On imagine à peine le travail logistique !
Pour toutes ces raisons, la sécurité de ce plateau a été une préoccupation majeure pour moi. Rendez-vous compte qu’une grande partie des structures était en bambou, ce qui donnait l’impression que le sol pouvait s’effondrer à tout moment sous nos pieds ! Fort heureusement, nous sommes à Hollywood et cette fragilité n’était que factice : toutes les structures étaient renforcées. Mais c’était tellement bien fait, tellement bien camouflé qu’il nous semblait que le pont pouvait s’effondrer en moins de deux. Les acteurs arrivaient, voyaient tous ces trous dans le sol et avaient peur de tomber. C’est pourquoi mon travail a notamment été de les rassurer. Il faut dire qu’avec cette chaleur et cette vapeur en permanence, vous ne pouviez même par repérer la sortie. Le village que nous avons créé est un véritable labyrinthe, avec des passages de partout. Impossible de trouver la sortie. Nous avons donc dû faire des exercices d’évacuation chaque semaine. On sonnait l’alarme et tout le monde devait se rendre vers la sortie la plus proche !
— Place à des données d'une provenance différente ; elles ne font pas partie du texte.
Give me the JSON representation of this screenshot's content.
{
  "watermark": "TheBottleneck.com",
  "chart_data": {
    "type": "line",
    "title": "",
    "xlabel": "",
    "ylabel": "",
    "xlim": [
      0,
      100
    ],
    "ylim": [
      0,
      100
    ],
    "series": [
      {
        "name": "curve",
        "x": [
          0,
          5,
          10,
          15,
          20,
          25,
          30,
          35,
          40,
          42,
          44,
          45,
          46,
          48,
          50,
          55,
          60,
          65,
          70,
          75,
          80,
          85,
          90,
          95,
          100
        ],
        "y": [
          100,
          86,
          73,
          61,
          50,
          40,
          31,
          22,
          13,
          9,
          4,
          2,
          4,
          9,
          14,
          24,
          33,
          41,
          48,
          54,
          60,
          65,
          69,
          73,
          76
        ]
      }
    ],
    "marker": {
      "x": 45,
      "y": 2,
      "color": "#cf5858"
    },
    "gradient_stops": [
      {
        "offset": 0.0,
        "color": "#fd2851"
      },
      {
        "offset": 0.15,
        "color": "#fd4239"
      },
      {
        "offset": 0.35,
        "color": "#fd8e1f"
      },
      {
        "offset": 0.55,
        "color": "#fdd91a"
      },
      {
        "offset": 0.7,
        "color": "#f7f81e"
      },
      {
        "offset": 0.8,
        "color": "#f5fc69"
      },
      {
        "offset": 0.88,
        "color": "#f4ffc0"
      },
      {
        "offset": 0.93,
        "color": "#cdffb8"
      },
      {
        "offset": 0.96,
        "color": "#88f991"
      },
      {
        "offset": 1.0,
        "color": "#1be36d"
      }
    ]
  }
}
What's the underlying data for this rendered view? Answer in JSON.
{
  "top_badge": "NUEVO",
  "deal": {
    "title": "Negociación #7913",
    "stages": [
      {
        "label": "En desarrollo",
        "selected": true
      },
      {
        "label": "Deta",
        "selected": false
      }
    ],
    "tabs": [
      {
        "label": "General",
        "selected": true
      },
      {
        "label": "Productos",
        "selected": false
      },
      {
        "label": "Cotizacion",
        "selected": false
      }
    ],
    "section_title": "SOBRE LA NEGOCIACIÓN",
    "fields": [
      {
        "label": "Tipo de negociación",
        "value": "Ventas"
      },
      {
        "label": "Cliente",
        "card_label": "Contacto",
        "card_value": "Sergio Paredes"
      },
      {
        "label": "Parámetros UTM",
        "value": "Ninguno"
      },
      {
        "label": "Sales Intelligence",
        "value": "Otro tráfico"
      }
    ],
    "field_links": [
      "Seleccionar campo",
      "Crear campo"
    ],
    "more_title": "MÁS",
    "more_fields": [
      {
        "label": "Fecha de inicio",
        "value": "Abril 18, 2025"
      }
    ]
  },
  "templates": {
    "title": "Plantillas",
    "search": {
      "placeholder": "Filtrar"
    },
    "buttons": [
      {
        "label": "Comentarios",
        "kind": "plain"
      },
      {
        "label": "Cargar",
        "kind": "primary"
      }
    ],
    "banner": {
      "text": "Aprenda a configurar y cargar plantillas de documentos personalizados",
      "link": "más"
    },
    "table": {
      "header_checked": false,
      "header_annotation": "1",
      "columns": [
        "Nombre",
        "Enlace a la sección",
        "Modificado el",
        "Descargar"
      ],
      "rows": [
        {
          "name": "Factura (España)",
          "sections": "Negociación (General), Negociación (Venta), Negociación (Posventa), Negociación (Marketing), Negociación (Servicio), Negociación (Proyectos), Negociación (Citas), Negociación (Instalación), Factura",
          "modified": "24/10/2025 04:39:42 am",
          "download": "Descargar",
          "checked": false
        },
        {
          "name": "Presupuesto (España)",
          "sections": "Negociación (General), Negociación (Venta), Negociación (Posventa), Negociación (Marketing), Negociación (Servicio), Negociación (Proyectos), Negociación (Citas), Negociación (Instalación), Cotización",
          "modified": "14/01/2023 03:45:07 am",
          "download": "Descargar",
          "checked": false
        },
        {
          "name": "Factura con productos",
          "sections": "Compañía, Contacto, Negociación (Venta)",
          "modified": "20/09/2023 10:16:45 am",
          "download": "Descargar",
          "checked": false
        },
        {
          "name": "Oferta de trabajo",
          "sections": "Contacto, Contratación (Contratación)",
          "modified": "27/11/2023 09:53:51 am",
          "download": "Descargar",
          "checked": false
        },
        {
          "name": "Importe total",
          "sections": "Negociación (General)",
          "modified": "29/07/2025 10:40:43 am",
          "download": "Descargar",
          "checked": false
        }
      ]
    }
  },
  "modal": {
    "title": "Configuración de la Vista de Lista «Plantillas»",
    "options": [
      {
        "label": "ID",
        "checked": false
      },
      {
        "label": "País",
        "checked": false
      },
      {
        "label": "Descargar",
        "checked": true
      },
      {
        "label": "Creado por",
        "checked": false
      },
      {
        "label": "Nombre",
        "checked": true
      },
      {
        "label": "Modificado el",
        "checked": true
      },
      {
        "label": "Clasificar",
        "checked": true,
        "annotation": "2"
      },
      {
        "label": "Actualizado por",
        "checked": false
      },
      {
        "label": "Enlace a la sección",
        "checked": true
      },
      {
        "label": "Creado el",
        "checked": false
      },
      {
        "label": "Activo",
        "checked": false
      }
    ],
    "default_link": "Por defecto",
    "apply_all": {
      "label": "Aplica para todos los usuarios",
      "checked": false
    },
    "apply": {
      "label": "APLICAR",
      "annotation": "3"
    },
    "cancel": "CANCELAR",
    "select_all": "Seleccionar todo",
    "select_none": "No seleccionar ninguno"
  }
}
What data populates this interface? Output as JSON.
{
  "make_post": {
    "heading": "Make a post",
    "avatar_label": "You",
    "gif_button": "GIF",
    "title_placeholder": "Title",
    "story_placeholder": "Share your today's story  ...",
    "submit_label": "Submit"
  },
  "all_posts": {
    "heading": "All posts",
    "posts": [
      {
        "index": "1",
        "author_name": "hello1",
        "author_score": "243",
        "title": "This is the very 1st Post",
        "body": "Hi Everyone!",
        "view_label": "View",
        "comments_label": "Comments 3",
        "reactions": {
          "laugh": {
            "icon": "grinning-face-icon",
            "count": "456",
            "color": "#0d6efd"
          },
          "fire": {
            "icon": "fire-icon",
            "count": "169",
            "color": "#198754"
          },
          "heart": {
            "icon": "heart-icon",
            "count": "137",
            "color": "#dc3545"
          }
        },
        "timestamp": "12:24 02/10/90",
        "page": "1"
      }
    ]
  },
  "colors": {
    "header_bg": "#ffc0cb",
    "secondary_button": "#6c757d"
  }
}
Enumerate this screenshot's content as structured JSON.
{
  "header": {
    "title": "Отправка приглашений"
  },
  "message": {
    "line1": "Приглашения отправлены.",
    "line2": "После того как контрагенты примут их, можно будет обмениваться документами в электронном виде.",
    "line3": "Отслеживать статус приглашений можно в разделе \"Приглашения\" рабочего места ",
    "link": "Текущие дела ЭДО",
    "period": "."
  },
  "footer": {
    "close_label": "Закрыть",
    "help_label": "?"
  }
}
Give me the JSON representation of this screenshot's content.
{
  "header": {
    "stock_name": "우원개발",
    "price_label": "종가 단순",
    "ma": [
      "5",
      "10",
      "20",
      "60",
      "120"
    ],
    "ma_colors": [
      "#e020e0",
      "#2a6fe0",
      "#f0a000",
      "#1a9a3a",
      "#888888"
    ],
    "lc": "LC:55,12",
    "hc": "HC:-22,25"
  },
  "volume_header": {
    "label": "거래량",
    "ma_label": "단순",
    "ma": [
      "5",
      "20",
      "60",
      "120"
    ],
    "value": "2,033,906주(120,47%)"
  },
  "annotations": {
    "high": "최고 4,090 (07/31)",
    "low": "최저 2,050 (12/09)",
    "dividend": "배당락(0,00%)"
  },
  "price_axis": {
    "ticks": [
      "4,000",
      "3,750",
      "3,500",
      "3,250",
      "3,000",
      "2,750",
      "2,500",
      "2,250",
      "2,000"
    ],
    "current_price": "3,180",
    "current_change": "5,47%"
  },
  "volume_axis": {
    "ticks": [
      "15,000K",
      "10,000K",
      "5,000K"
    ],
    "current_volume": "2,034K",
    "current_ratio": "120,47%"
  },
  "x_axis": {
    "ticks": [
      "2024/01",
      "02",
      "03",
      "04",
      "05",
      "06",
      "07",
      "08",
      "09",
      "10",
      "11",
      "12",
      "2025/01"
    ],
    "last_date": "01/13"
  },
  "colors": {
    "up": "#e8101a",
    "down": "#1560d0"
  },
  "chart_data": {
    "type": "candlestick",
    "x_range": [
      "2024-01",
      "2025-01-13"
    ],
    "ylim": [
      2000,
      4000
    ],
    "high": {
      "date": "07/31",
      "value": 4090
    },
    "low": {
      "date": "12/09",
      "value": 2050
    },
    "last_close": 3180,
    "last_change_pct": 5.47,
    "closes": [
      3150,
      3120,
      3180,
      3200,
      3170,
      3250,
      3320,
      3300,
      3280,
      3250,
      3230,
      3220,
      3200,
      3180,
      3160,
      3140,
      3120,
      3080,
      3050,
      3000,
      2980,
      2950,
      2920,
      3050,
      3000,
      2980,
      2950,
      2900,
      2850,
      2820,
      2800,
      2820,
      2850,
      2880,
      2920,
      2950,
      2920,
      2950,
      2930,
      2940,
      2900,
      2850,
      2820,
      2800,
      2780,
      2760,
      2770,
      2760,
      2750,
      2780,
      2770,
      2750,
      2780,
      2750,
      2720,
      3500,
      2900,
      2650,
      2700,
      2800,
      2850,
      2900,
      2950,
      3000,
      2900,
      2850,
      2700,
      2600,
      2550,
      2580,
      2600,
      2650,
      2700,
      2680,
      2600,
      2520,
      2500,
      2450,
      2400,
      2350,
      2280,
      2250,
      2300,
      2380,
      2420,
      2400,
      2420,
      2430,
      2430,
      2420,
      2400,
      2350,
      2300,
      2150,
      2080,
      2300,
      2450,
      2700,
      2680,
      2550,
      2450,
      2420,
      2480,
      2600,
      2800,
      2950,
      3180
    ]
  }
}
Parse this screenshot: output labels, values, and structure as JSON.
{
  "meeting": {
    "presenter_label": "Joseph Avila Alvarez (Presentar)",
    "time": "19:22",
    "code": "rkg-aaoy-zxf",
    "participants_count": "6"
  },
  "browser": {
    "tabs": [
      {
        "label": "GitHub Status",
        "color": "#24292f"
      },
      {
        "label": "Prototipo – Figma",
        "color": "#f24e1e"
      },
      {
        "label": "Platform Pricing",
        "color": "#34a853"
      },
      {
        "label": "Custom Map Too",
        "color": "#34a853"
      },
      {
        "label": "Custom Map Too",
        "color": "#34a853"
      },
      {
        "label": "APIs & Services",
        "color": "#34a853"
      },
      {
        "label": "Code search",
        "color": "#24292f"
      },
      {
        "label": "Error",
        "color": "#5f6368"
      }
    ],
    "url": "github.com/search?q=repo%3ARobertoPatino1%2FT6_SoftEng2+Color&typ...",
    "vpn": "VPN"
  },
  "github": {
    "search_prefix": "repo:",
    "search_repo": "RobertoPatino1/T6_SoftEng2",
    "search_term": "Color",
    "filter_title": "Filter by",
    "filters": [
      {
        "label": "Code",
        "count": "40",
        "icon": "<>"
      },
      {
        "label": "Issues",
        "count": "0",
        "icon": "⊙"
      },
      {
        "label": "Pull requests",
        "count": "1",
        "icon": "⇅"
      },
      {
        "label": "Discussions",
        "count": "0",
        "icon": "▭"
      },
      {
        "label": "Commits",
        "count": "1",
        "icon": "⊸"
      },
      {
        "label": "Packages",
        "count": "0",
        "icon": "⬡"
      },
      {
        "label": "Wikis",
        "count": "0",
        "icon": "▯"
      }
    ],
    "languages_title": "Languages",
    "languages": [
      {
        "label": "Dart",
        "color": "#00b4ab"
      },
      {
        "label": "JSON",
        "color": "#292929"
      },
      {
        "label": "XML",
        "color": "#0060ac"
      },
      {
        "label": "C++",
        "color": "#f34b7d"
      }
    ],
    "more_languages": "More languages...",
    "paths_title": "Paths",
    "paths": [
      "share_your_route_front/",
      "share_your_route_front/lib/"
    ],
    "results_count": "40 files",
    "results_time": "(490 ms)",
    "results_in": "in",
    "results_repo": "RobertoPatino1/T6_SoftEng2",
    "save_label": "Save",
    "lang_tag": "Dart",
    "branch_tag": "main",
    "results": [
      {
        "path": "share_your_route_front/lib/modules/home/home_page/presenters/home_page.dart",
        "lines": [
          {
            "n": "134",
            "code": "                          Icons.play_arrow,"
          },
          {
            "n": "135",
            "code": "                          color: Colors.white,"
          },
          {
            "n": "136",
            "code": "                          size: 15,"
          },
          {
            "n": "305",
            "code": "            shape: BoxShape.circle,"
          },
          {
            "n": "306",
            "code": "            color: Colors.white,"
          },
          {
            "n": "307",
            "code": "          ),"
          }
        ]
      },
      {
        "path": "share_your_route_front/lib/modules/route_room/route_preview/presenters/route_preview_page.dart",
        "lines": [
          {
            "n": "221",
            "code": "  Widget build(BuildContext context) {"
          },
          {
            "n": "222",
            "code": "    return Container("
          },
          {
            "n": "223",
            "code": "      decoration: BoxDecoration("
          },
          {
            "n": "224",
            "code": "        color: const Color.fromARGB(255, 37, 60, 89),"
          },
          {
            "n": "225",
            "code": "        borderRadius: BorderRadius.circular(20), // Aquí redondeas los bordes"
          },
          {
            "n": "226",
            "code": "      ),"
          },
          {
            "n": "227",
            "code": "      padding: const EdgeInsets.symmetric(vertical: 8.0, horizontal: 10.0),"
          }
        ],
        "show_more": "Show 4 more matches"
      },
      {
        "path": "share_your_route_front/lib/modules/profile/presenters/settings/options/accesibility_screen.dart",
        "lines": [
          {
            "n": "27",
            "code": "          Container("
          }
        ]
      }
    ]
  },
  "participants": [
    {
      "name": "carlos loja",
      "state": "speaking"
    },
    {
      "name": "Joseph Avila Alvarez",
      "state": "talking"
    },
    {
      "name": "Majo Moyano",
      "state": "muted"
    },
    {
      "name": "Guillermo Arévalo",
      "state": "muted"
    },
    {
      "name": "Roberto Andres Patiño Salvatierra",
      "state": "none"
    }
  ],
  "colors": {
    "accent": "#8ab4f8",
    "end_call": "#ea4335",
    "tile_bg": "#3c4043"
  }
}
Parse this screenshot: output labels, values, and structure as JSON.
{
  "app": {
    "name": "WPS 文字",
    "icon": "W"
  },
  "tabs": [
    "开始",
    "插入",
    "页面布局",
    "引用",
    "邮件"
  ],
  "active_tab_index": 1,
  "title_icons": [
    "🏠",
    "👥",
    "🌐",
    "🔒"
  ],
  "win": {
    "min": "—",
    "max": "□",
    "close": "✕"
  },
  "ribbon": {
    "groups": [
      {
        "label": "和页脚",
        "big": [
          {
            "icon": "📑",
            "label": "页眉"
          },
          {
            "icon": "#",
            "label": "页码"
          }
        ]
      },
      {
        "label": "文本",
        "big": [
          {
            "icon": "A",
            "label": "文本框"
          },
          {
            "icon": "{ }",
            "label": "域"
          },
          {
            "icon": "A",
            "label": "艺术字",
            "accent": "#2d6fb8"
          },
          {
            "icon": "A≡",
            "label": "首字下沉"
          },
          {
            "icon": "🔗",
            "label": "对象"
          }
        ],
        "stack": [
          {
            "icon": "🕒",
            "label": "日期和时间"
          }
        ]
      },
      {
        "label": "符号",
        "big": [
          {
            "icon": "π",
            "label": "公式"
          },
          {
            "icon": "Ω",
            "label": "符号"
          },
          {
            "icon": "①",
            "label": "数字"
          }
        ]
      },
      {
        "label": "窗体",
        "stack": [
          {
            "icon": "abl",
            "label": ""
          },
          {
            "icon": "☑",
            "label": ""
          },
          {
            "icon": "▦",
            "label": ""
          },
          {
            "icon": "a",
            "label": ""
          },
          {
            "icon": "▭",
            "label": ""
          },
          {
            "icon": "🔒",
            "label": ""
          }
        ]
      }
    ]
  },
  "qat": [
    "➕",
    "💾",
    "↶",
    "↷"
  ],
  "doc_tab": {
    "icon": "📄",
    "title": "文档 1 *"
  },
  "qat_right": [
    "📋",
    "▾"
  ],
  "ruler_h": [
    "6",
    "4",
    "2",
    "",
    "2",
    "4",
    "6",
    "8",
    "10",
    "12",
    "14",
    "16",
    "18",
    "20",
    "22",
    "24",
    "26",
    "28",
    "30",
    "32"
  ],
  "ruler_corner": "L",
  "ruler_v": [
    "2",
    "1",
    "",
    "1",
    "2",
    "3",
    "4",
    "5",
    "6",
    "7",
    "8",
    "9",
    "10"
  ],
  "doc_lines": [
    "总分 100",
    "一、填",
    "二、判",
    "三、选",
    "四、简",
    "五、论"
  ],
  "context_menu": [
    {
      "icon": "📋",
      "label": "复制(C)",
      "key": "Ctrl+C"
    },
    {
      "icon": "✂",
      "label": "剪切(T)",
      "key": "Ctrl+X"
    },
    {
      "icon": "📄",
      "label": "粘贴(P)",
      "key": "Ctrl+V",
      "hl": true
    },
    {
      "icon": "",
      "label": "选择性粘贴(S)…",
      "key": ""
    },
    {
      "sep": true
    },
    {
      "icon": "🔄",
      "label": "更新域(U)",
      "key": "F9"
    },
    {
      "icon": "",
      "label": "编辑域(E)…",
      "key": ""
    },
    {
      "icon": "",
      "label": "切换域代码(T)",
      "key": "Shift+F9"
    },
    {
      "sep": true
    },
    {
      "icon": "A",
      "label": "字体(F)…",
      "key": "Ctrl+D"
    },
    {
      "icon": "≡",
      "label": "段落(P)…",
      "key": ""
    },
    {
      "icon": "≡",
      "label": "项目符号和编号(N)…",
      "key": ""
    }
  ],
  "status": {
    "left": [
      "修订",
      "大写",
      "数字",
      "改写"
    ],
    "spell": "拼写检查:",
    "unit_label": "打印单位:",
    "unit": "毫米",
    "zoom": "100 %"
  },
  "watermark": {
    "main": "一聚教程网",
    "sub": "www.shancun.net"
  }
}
Les séquences du délire schyzophrénique de Jack dans l'antre de Davey Jones ont été tournées à Bonneville Salt Flats, dans l’Utah.
C’est un lieu que je connais bien pour y avoir tournée pas mal de publicités. Il suffit que vous vous vous avanciez d’un kilomètre dans ce désert et vous avez l’horizon à 360° autour de vous. C’est comme une sorte de mirage. On y fait tous les tests pour les records de vitesse. Le sol est totalement blanc. C’est comme si on se trouvait sur la Lune. C’est la raison pour laquelle on y a tourné les scènes sensées se passer aux tréfonds de l'océan.

Un autre lieu de tournage célèbre : les chutes du Niagara.
Cela a été fait, tout comme les séquences que nous évoquions juste avant, a la fin de la production du 3. Mais ce n’est pas la première équipe qui y est allé, plutôt celle des effets spéciaux pour apporter aux effets aquatiques de la plongée dans l'antre de Davey Jones.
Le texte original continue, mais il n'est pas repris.